Shaka (ca. 1787-1828) was an African warrior leader and creator of the Zulu military monarchy. His career was a transforming influence in the history of southern and central Africa.

Shaka was the son of the Zulu chieftain Senzangakona, but doubt surrounds his legitimacy, and it seems that his mother, Nandi, was soon expelled with her child from Senzangakona's household. Thus Shaka grew up an exile in the territories of neighboring chiefs. The distortions in his adult personality, his indifference to suffering, his fierce devotion to his mother, and his urge to dominate may, in some measure, be attributable to the experiences of those years.

The latter phase of this period of exile was spent in the territory of the Mthethwa chief Dingiswayo. Here Shaka found himself at the center of military activity and political change, for Dingiswayo was engaged in subjugating his weaker neighbors and establishing a confederacy of chief-tainships under Mthethwa overlordship.

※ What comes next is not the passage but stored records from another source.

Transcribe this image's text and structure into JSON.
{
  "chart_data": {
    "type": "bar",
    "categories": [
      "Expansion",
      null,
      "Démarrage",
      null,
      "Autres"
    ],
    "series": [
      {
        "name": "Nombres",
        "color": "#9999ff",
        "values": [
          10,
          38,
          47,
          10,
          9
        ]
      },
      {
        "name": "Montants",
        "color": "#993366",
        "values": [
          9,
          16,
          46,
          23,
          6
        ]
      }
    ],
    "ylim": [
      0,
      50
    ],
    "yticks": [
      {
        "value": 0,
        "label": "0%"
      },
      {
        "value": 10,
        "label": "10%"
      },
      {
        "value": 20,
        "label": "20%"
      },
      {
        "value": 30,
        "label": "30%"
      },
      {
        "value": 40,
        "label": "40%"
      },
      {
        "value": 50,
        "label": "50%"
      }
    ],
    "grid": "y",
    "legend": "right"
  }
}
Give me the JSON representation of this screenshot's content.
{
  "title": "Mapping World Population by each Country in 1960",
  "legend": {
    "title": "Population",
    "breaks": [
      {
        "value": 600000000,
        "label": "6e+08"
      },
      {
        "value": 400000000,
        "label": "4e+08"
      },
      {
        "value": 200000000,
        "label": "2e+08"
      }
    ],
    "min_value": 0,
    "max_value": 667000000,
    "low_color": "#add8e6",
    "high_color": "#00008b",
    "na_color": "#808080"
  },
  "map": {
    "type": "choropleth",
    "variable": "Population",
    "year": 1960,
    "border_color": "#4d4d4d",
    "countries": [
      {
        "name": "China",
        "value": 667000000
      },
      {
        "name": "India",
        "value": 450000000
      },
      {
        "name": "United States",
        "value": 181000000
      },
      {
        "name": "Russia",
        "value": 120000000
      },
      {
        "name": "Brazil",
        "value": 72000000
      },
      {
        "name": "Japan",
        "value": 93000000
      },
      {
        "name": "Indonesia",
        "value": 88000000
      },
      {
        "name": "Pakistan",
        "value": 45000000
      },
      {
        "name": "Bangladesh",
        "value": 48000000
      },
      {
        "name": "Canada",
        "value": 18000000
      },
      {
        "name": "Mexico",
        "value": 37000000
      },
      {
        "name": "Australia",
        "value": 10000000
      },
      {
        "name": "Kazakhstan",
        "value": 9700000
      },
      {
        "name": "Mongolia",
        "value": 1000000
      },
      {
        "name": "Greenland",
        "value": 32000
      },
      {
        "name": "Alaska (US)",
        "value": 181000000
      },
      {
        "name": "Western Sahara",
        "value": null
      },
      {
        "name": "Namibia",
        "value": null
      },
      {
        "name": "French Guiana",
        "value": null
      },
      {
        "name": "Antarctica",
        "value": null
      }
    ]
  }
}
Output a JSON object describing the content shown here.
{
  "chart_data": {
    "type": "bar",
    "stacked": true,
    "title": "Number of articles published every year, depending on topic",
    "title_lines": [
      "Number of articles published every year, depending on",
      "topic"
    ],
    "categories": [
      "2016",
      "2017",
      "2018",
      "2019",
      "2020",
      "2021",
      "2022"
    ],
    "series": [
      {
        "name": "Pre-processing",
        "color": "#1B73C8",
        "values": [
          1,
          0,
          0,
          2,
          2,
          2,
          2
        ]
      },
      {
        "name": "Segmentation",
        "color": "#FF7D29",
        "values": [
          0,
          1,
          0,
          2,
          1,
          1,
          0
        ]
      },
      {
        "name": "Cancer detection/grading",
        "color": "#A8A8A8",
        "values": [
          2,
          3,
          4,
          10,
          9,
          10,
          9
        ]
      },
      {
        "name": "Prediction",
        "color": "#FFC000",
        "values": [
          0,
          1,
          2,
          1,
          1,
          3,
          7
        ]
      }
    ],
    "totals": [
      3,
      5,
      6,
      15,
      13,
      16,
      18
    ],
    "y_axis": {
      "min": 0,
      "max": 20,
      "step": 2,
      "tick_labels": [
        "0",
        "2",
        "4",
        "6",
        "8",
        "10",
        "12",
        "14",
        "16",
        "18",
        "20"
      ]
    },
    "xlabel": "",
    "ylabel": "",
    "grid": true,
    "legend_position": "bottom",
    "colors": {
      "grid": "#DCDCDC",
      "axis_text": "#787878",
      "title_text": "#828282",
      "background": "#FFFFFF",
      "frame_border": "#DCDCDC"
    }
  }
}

Upon reaching adulthood, Shaka was drafted into the Mthethwa army and rapidly distinguished himself. By 1816 he had been promoted to a position of command and had won Dingiswayo's patronage. With this backing Shaka plotted successfully for the assassination of his own half brother Sigujana, who had succeeded Senzangakona, and then seized the Zulu chieftainship for himself.

Leader of the Zulu

As chief of the Zulu people, Shaka stood in a client relationship to Dingiswayo, but after the Mthethwa chief's death (ca. 1818) Shaka launched an independent career of conquest. A master of strategy and battle tactics, he injected a new ferocity into warfare by subjecting his men to iron discipline and training them in novel methods of close combat. Shields were exploited as weapons for disarming the enemy, and short-handled stabbing spears were introduced in place of the traditional throwing assegais.

Shaka also built as he conquered. His regiments were not enrolled territorially; instead, as he expanded his domains, he drafted the men of the conquered chiefdoms into age regiments under a system of centralized command. Thus traditional local loyalties were deprived of any means of military expression, and the men of fighting age were made wholly dependent on the will of their new ruler. Even marriage was prohibited except to men of regiments that had earned this privilege by service in arms.

Shaka's most decisive victory (ca. 1818/1819) was probably that against the Ndwandwe chief, Zwide, who had been Dingiswayo's most dangerous rival. After that, there was no serious obstacle to the expansion of Shaka's power, and by 1824 his rule extended over the country east of the Drakensberg from the southern frontiers of present-day Swaziland to the lands of Natal beyond the Tugela River. Dingiswayo had established a Mthethwa overlordship; Shaka created a centralized monarchy in which the chief-doms of the past were obliterated except in certain privileged enclaves and on the marches of his kingdom, where some chiefly lines seem to have retained a measure of local authority under a client relationship.

Repercussions of Shakan Militarism

Shaka's influence was not confined to the region of his own conquests. In several instances chiefs who were the victims of his attacks, or who feared his wrath, fled with their followers and began careers of plunder that contributed to disruption far beyond the area in which the Zulu armies were operating. This upheaval (the Difaqane) affected the patterns of population distribution over a large part of southern and central Africa.

In Natal and in the central plateau region the devastation was such that the Afrikaners (South Africans of European descent) and Boers (South Africans of Dutch or Huguenot descent) found apparently empty lands awaiting them when they spread out from the Cape in 1836-1838. Elsewhere, either in imitation of Shaka's military state or in response to the critical conditions resulting from the Difaqane, new polities were constructed by the Bantu-speaking peoples which profoundly influenced the history of southern and central Africa.

By sending refugees spilling southward, Shaka's campaigns increased the pressures on the already-troubled Cape eastern frontier. And by permitting white traders and hunters to establish themselves at Port Natal in 1824, he nurtured the seeds of a new British colony that would ultimately annex Zululand and carry it into a white-controlled Union of South Africa.

Shaka lived long enough to have only a limited awareness of the changes wrought by his career. In 1827, after the death of his mother, he imposed extravagant mourning ceremonies that left loyalty strained, and in 1828 he was assassinated by two of his half brothers, Dingane and Mhlangana, acting in conspiracy with his personal attendant, Mbopa. However, the Zulu kingdom remained an important factor in South African politics until its defeat by Britain in 1879, and a sense of Zulu nationhood survives to this day.

Further Reading on Shaka

E. A. Ritter's popular biography Shaka Zulu: The Rise of the Zulu Empire (1955) is enriched by oral tradition but marred by a tendency to romanticize. It should be read with Alfred T. Bryant, Olden Times in Zululand and Natal (1929); Donald R. Morris, The Washing of the Spears (1965); and John D. Omer-Cooper, The Zulu Aftermath (1966). Also helpful is Monica Wilson and Leonard Thompson, eds., The Oxford History of South Africa (1969).